The deliciously mournful music made by Aussie trio Dirty Three is often classified as post-rock. However, they bear little in common with the sturm ünd drang crescendos of Godspeed, You Black Emperor or Explosions in the Sky. Not unlike American string theorists Rachel’s, Dirty Three’s violin-led lilt is really a folksy brand of chamber music. Cinder, their latest for Touch & Go, contains hypnotic mini-suites that sway in delicate rapture.
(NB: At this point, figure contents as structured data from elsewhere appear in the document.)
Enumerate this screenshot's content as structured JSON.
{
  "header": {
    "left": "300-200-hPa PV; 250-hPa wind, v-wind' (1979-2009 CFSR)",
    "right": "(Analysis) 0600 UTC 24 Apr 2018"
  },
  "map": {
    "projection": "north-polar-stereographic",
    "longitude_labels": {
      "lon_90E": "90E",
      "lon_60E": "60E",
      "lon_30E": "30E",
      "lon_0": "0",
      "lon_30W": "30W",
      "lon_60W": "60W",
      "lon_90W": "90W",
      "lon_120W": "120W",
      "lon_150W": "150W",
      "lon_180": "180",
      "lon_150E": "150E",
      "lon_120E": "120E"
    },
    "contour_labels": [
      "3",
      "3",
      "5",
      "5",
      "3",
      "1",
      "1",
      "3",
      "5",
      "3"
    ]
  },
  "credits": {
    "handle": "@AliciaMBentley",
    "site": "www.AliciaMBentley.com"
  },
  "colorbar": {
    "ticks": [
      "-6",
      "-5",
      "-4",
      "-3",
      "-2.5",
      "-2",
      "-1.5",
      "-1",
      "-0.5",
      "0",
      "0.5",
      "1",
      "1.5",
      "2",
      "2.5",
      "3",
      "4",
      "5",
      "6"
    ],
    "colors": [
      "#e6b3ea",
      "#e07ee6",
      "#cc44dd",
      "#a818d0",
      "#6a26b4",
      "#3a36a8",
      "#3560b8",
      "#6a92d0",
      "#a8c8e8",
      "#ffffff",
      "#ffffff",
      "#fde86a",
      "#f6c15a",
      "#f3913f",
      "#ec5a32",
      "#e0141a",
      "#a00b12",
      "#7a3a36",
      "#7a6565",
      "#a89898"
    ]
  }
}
Despite their avant-inclinations, Dirty Three are not a group hell-bent on re-invention. The band seems content to craft emotionally suggestive instrumentals that allow violinist Warren Ellis (not the writer of comic books) plenty of room to maneuver. He uses this space to draw brooding, sinuous lines across the compositions like red ink on brown parchment. Massive, room mic’ed drums are joined by guitars, bouzouki, mandolin and sundry instrumentation, forming a discreet lullaby coalition. The majority of Cinder feels like a wistful daydream or a half-formed memory; a pleasant, if not entirely distinguishable experience.
The album’s 19 tracks seem magically threaded together, with occasional sonic exclamation points such as the distorto-strut of “Doris” and Chan Marshall’s stunning vocal on “Great Waves.” The latter sounds so spiritually pure it begs for a full-length collaboration between the artists.
“It Happens,” has, believe it or not, the feel of a Stones ballad, replete with a melody lifted from some parched portion of Beggar’s Banquet. The cut’s summery aura still contains a tinge of grief, however; Dirty Three’s music offers mood as a multi-hued concern.
The Celtic-influenced intro on “Too Soon, too Late,” subsequently gives way to a noir-esque waltz that could be the soundtrack to a spaghetti western filmed in coastal Ireland. The oddball gem “Rain On” ambles along in a slow motion stupor. With sporadic percussive events and tumbling guitar lines, it staggers forward like the village beauty on a drunk. “Ember” is similarly tempered, with light brush work and a turbulent, if workmanly chord progression.
Largely, it’s difficult to separate one track from another, but this is probably the intent. With a solid emotional through-line and a few sonic surprises, Cinder is a musical novella, whose narrative compels you to its last luxurious line.